Da Wat kein naives Verhältnis zu den eigenen Erinnerungen hat und sich keine Illusionen über die Grenzen von Autobiographien macht, ist seine Arbeit der Vergegenwärtigung besonders eindrucksvoll. Wat ist ein mit dichterischer Kraft begabter genauer Beobachter; aber man könnte ihn auch einen soziologisch aufmerksamen Dichter nennen. Er ist Physiognomiker und Phänomenologe. Er erkennt den Zeitgeist an einer Geste und erfaßt Charaktere an einem beiläufig geäußerten Satz. Er nutzt die Extremsituation des Lagers, in die er ohne sein Zutun und gegen seinen Willen geraten ist, als Labor für Beobachtungen und Analysen menschlichen Verhaltens im Ausnahmezustand. Dabei vergißt er jedoch nie, daß er selber Teil der Versuchungsanordnung ist. Über seinen Aufenthalt in der Lubjanka schreibt er: "Jede Zelle hat, wie ich dir bereits erzählt habe, eine andere soziale Zusammensetzung, es sind andere Menschen, die dieses soziale Gefüge bilden, und in dieser Isolation, diesen idealen monadischen Bedingungen, ist jedes soziale Gefüge verschiedener Menschen eine neue Welt, Und es war tatsächlich eine neue Welt."

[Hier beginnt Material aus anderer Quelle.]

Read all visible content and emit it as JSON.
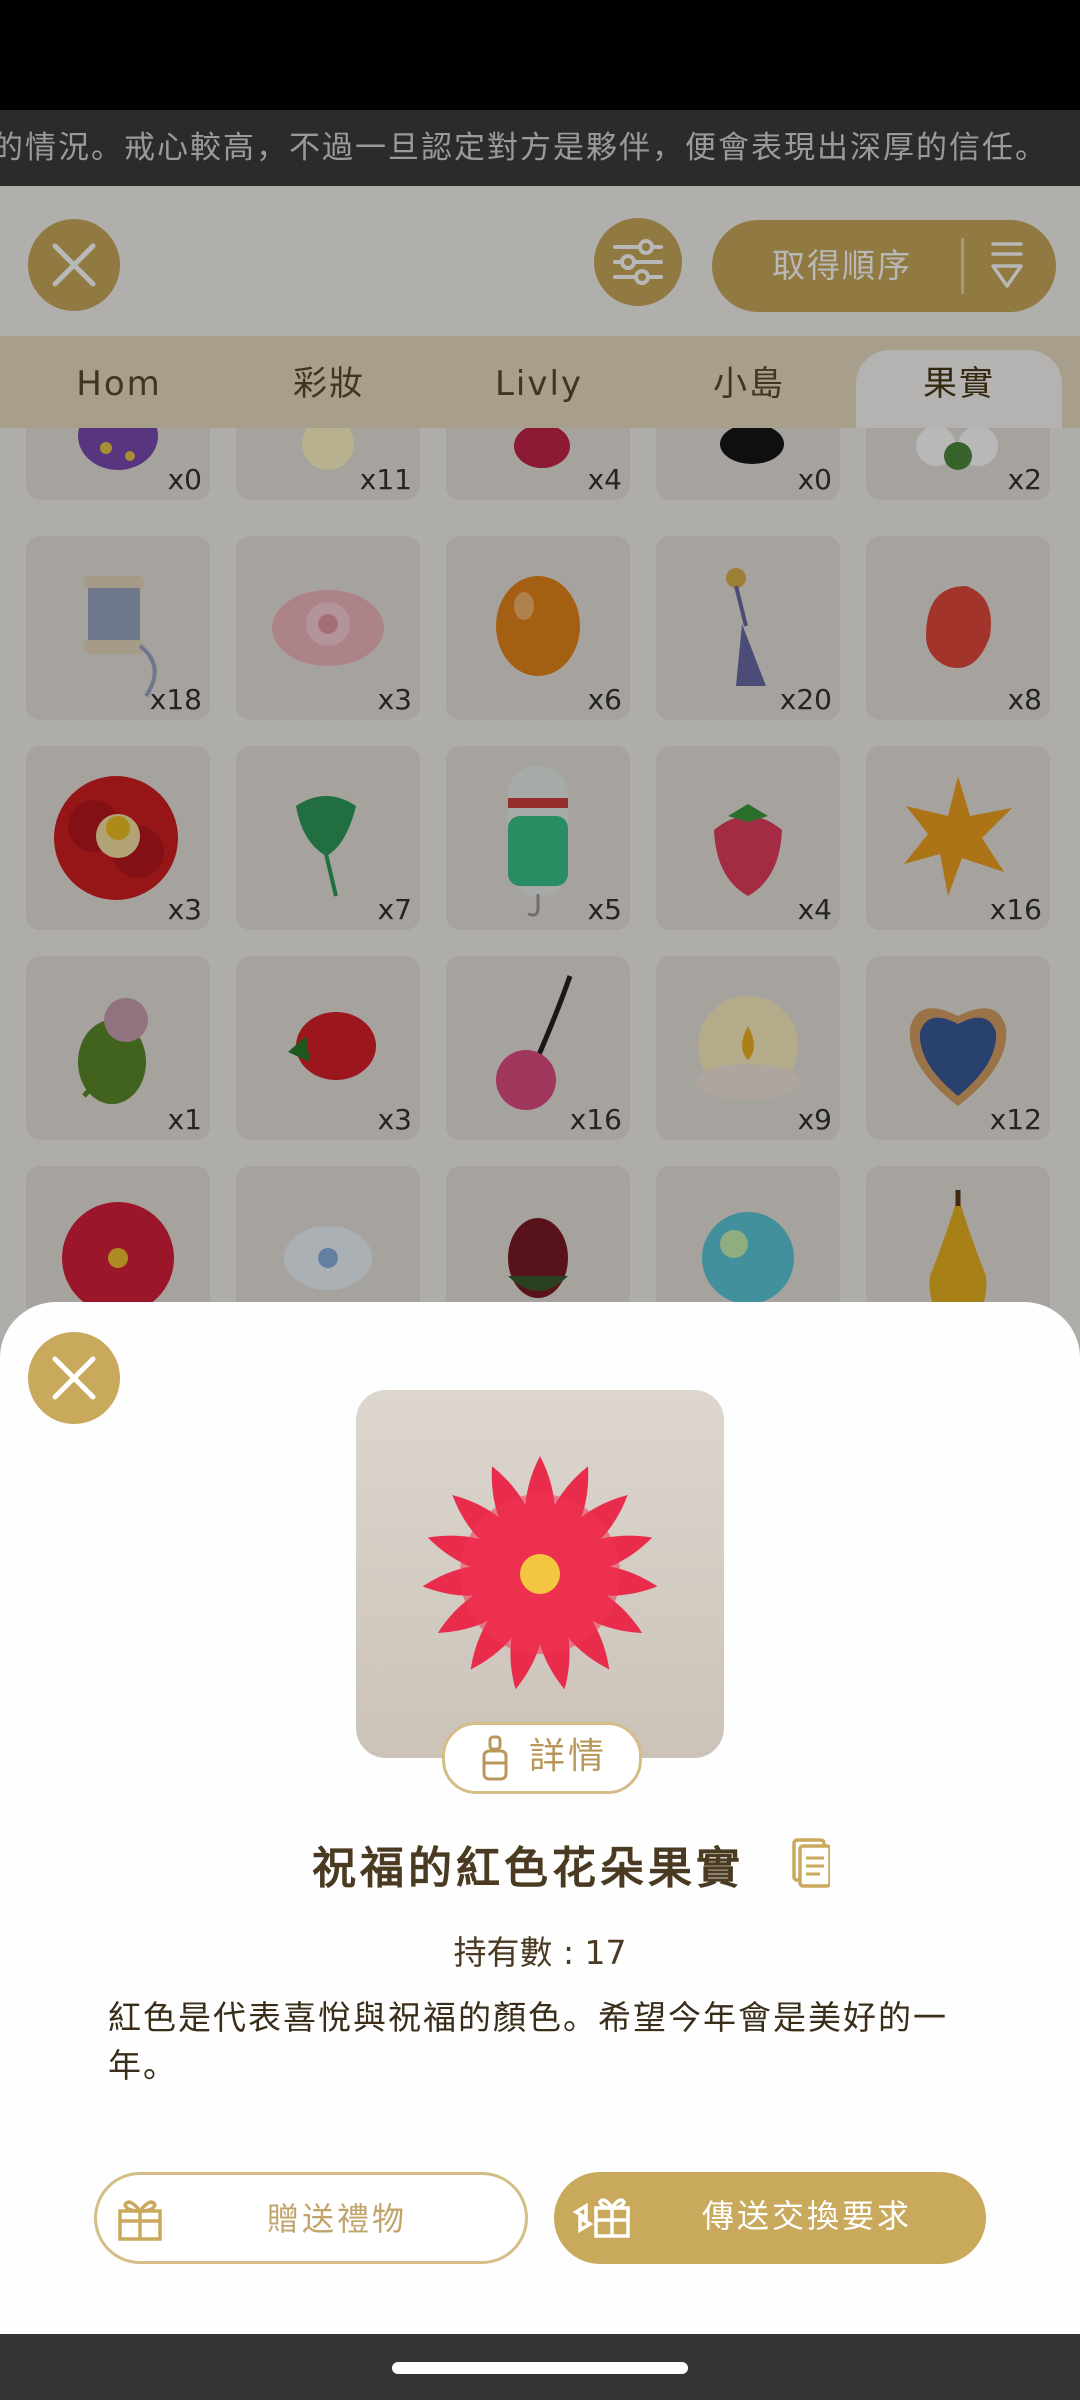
{
  "marquee": {
    "text": "的情況。戒心較高，不過一旦認定對方是夥伴，便會表現出深厚的信任。"
  },
  "header": {
    "close_icon": "close-icon",
    "filter_icon": "sliders-icon",
    "sort_label": "取得順序",
    "sort_icon": "sort-funnel-icon"
  },
  "tabs": [
    {
      "label": "Hom"
    },
    {
      "label": "彩妝"
    },
    {
      "label": "Livly"
    },
    {
      "label": "小島"
    },
    {
      "label": "果實",
      "active": true
    }
  ],
  "grid": {
    "rows": [
      [
        "x0",
        "x11",
        "x4",
        "x0",
        "x2"
      ],
      [
        "x18",
        "x3",
        "x6",
        "x20",
        "x8"
      ],
      [
        "x3",
        "x7",
        "x5",
        "x4",
        "x16"
      ],
      [
        "x1",
        "x3",
        "x16",
        "x9",
        "x12"
      ],
      [
        "",
        "",
        "",
        "",
        ""
      ]
    ],
    "icons": [
      [
        "egg-purple-icon",
        "glow-icon",
        "red-fruit-icon",
        "black-fruit-icon",
        "white-flower-icon"
      ],
      [
        "thread-spool-icon",
        "pink-rose-icon",
        "orange-egg-icon",
        "tassel-icon",
        "tulip-icon"
      ],
      [
        "camellia-icon",
        "green-leaf-icon",
        "bottle-icon",
        "strawberry-pink-icon",
        "maple-leaf-icon"
      ],
      [
        "poppy-pod-icon",
        "strawberry-icon",
        "cherry-icon",
        "candle-icon",
        "heart-cookie-icon"
      ],
      [
        "red-flower-icon",
        "white-lily-icon",
        "rosebud-icon",
        "bubble-icon",
        "pear-icon"
      ]
    ]
  },
  "sheet": {
    "close_icon": "close-icon",
    "item_icon": "red-flower-icon",
    "details_label": "詳情",
    "item_name": "祝福的紅色花朵果實",
    "count_label": "持有數 : 17",
    "description": "紅色是代表喜悅與祝福的顏色。希望今年會是美好的一年。",
    "gift_label": "贈送禮物",
    "trade_label": "傳送交換要求"
  },
  "colors": {
    "accent": "#c9a95c",
    "tab_bar": "#e9dcc2",
    "sheet_bg": "#fefefe"
  }
}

In Wats Erinnerungen finden sich Beobachtungen und Feststellungen von großer Prägnanz und Tiefenschärfe: wenn er von Rußland im Krieg als einem Land der Völkerwanderungen spricht, wenn er die High-Society der etablierten Dichter, Denker und Regisseure beschreibt. Er ist nicht politischer Analytiker, sondern Spezialist für die Analyse kultureller und lebensweltlicher Formen. So gelingen ihm im Ergebnis Formulierungen, die die flache Wahrnehmung von der Sowjetunion als einem nur politischen System über den Haufen werfen. Das Lubjanka-Gefängnis wird an einer Stelle als "Fabrik zur Vernichtung von Zeitgefühl" bezeichnet - das ist grandios und sagt etwas über Verlangsamung und Stillstellung der Geschichtszeit im Sowjetland überhaupt. Die Welt der barbarischen Grausamkeit der urki wird nicht als exotische Randerscheinung, sondern als die soziologisch signifikante "Para-Republik der Kriminellen" vorgestellt.

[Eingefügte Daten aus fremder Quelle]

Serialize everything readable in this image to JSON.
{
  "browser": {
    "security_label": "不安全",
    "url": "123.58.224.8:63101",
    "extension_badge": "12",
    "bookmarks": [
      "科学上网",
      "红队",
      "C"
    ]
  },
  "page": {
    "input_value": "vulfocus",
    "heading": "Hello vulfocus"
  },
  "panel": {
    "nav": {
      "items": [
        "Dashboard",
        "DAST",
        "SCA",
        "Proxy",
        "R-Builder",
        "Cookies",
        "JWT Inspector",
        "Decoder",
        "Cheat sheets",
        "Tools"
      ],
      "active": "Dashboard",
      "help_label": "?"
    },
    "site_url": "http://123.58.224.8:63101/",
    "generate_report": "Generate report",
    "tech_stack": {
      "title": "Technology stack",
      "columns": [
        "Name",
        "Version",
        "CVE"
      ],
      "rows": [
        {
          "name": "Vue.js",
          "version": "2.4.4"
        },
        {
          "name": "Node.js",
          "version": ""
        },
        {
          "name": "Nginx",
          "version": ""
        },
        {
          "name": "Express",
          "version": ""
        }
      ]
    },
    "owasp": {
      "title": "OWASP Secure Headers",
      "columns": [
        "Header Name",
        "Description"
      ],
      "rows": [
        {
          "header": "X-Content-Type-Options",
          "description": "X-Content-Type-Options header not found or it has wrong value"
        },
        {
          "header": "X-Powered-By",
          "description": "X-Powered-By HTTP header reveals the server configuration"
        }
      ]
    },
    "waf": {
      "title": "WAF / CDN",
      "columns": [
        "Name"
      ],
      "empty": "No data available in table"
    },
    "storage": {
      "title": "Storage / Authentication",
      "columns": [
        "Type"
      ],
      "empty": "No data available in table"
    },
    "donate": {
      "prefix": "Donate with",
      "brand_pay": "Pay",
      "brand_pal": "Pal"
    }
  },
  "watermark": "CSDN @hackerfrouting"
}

Wat gelingen genaue und - was das erstaunlichste ist - von Verbitterung freie Porträts: von den alten und prominenten Bolschewiki, die in den Lagern krepieren, ebenso wie von einfachen russischen Bauern, von deren Sterben wir ohne das Zeugnis Wats nichts erfahren hätten. Die ganze multikulturelle und multikonfessionelle Vielvölkerpopulation des GULag zieht an uns vorüber. Wie auch in anderen Werken der Lagerliteratur finden sich methodisch strenge Betrachtungen über die Bedeutung des Kampfes gegen die Läuseplage, über die Vermehrungsgesetze von Wanzen, über den Zustand von Latrinen, über das Essen und den Zustand der Pritschen - kurz über all jene für ein Überleben im zwanzigsten Jahrhundert so entscheidenden Aspekte.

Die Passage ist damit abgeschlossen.